One of the more curious aspects of our Age of Credulity is the complete and utter faith postmoderns put in the notion that antiquity set about a massive project of inventing twelve fictional apostles and then scattering their graves all over the Mediterranean and building shrines to them. There’s no need to even check to see if this far-fetched thesis is might be problematic. It’s. Just. True. And Christians are gullible fools if they think, even for a second, that the reason the shrine grew up is because somebody that mattered a lot to the early Christian community in that area is buried there.
Nobody does this with mummies buried in the Valley of the Kings. When the shrine inscriptions tell you Imhotep is buried there, people pretty much say, “Hey!
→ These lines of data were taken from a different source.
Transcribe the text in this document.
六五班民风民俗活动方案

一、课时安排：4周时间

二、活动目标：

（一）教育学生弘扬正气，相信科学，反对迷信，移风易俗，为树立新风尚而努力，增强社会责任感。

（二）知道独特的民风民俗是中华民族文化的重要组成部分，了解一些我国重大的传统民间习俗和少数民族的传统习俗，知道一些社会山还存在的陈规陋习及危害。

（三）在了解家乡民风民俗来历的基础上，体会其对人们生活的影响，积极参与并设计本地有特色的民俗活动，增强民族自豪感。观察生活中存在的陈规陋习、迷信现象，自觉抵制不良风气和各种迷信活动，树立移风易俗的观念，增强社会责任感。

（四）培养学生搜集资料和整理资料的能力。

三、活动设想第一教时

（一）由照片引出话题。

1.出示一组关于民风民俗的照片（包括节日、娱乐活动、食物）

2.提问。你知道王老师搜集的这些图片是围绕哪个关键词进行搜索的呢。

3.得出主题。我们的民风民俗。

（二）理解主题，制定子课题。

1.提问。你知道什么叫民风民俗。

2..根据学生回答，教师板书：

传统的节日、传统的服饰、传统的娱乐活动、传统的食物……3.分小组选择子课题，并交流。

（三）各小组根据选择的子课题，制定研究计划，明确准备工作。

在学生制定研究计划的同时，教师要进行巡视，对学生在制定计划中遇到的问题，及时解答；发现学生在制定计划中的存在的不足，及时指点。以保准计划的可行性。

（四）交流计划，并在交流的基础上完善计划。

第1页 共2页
Look! Imhotep’s mummy!” But for some weird reason, when you open a tomb beneath the high altar of St. Peter’s (inscribed “Peter is Within”) and find the bones of a crucified man, postmoderns say, “That could be *anybody*” and assume that it is, in fact, anybody but Peter, who many are not even sure existed. And, of course, from that amazingly credulous skepticism come the even more amazingly credulous skepticism that 12 fictional people invented the even more ficional Jesus of Nazareth.
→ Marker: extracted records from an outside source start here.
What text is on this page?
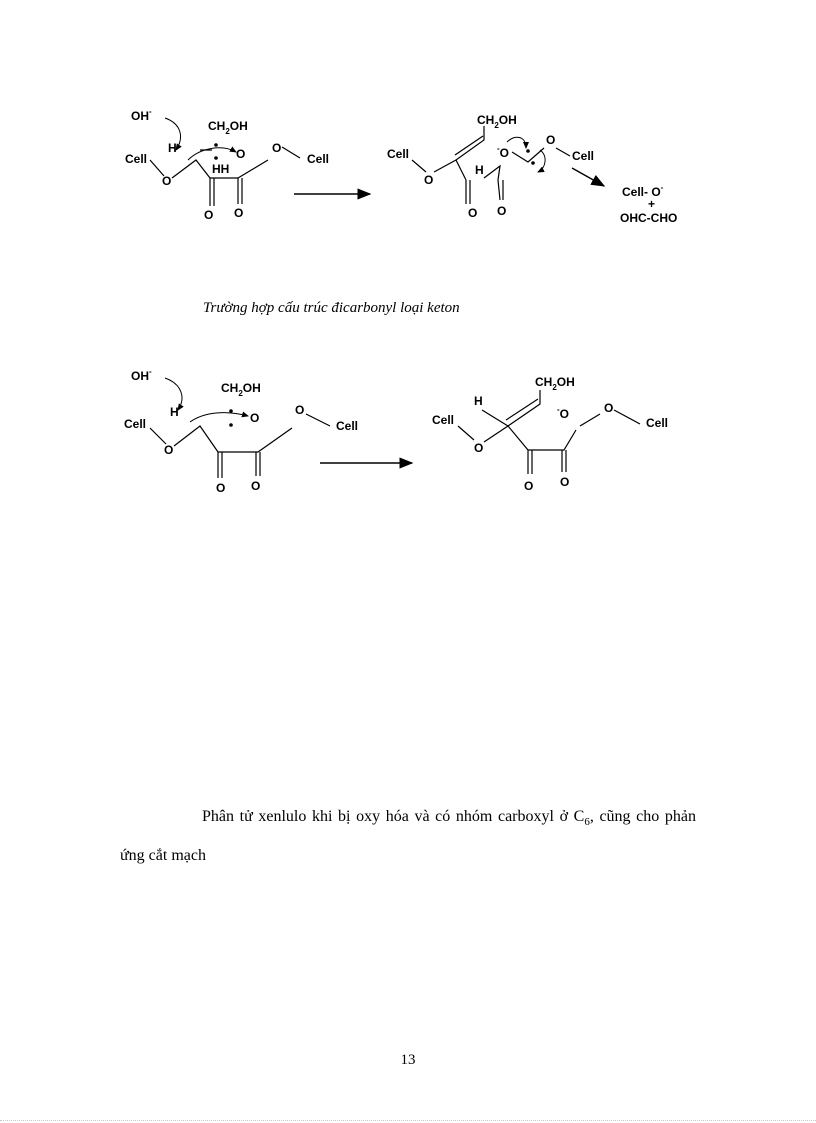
OH-
$CH_2OH$
H	O
HH
Cell
O
O
Cell
O O
$CH_2OH$
-O
H
Cell
O
O
Cell
O O
Cell- O-
+
OHC-CHO
Trường hợp cấu trúc đicarbonyl loại keton
OH-
$CH_2OH$
H	O
Cell
O
O
Cell
O O
$CH_2OH$
H
-O
Cell
O
O
Cell
O O
Phân tử xenlulo khi bị oxy hóa và có nhóm carboxyl ở $C_6$, cũng cho phản ứng cắt mạch
13
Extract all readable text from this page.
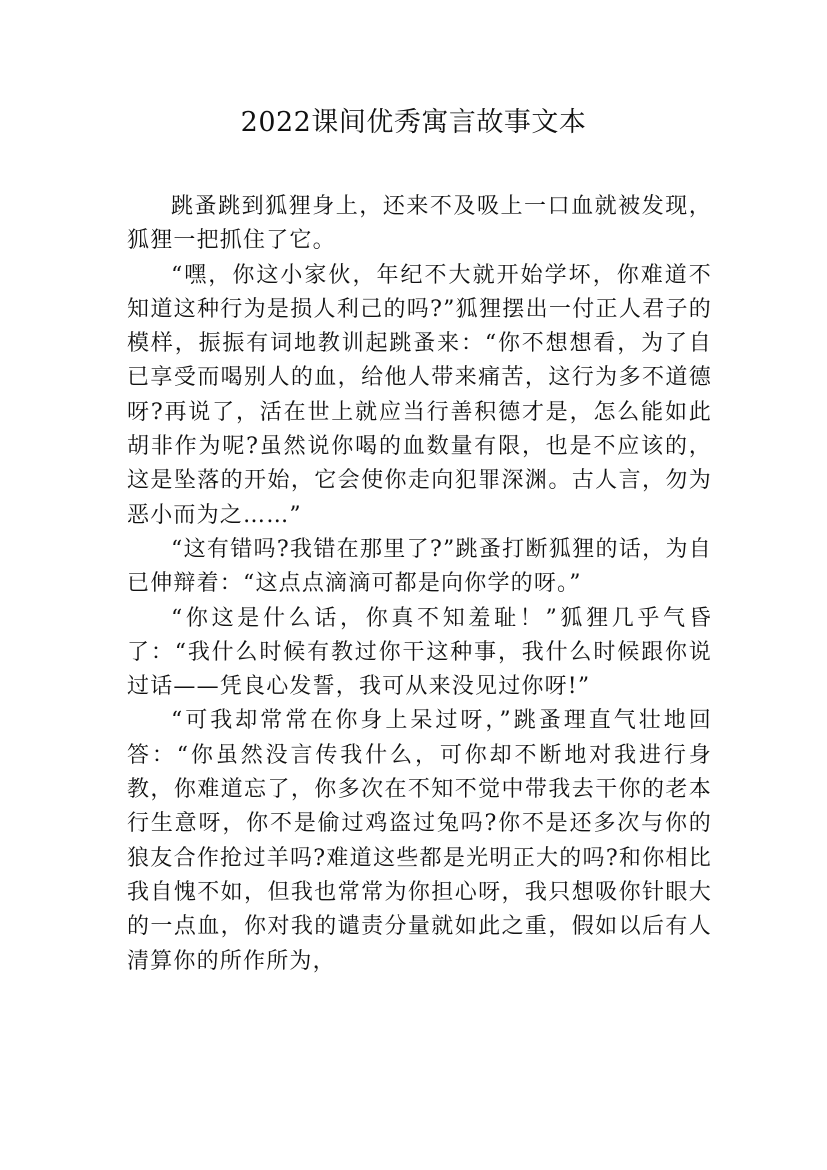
2022课间优秀寓言故事文本

跳蚤跳到狐狸身上，还来不及吸上一口血就被发现，狐狸一把抓住了它。

“嘿，你这小家伙，年纪不大就开始学坏，你难道不知道这种行为是损人利己的吗?”狐狸摆出一付正人君子的模样，振振有词地教训起跳蚤来：“你不想想看，为了自已享受而喝别人的血，给他人带来痛苦，这行为多不道德呀?再说了，活在世上就应当行善积德才是，怎么能如此胡非作为呢?虽然说你喝的血数量有限，也是不应该的，这是坠落的开始，它会使你走向犯罪深渊。古人言，勿为恶小而为之……”

“这有错吗?我错在那里了?”跳蚤打断狐狸的话，为自已伸辩着：“这点点滴滴可都是向你学的呀。”

“你这是什么话，你真不知羞耻！”狐狸几乎气昏了：“我什么时候有教过你干这种事，我什么时候跟你说过话——凭良心发誓，我可从来没见过你呀!”

“可我却常常在你身上呆过呀，”跳蚤理直气壮地回答：“你虽然没言传我什么，可你却不断地对我进行身教，你难道忘了，你多次在不知不觉中带我去干你的老本行生意呀，你不是偷过鸡盗过兔吗?你不是还多次与你的狼友合作抢过羊吗?难道这些都是光明正大的吗?和你相比我自愧不如，但我也常常为你担心呀，我只想吸你针眼大的一点血，你对我的谴责分量就如此之重，假如以后有人清算你的所作所为，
We truly live in an age that will believe anything, except the obvious. Point out the tombs of the apostles, attested by a whole civilization and it’s all rubbish. Put a bone box in James Cameron’s hands and let him babble something about the Jesus Dynasty and the deeply rational postmodern mind will believe every word.
In case you are interested, James was actually the son (with Joses, Jude, and Simon (his successor to the See of Jerusalem) of Cleopas (the Emmaus disciple) and “Mary, the wife of Clopas). Not a sibling of Jesus.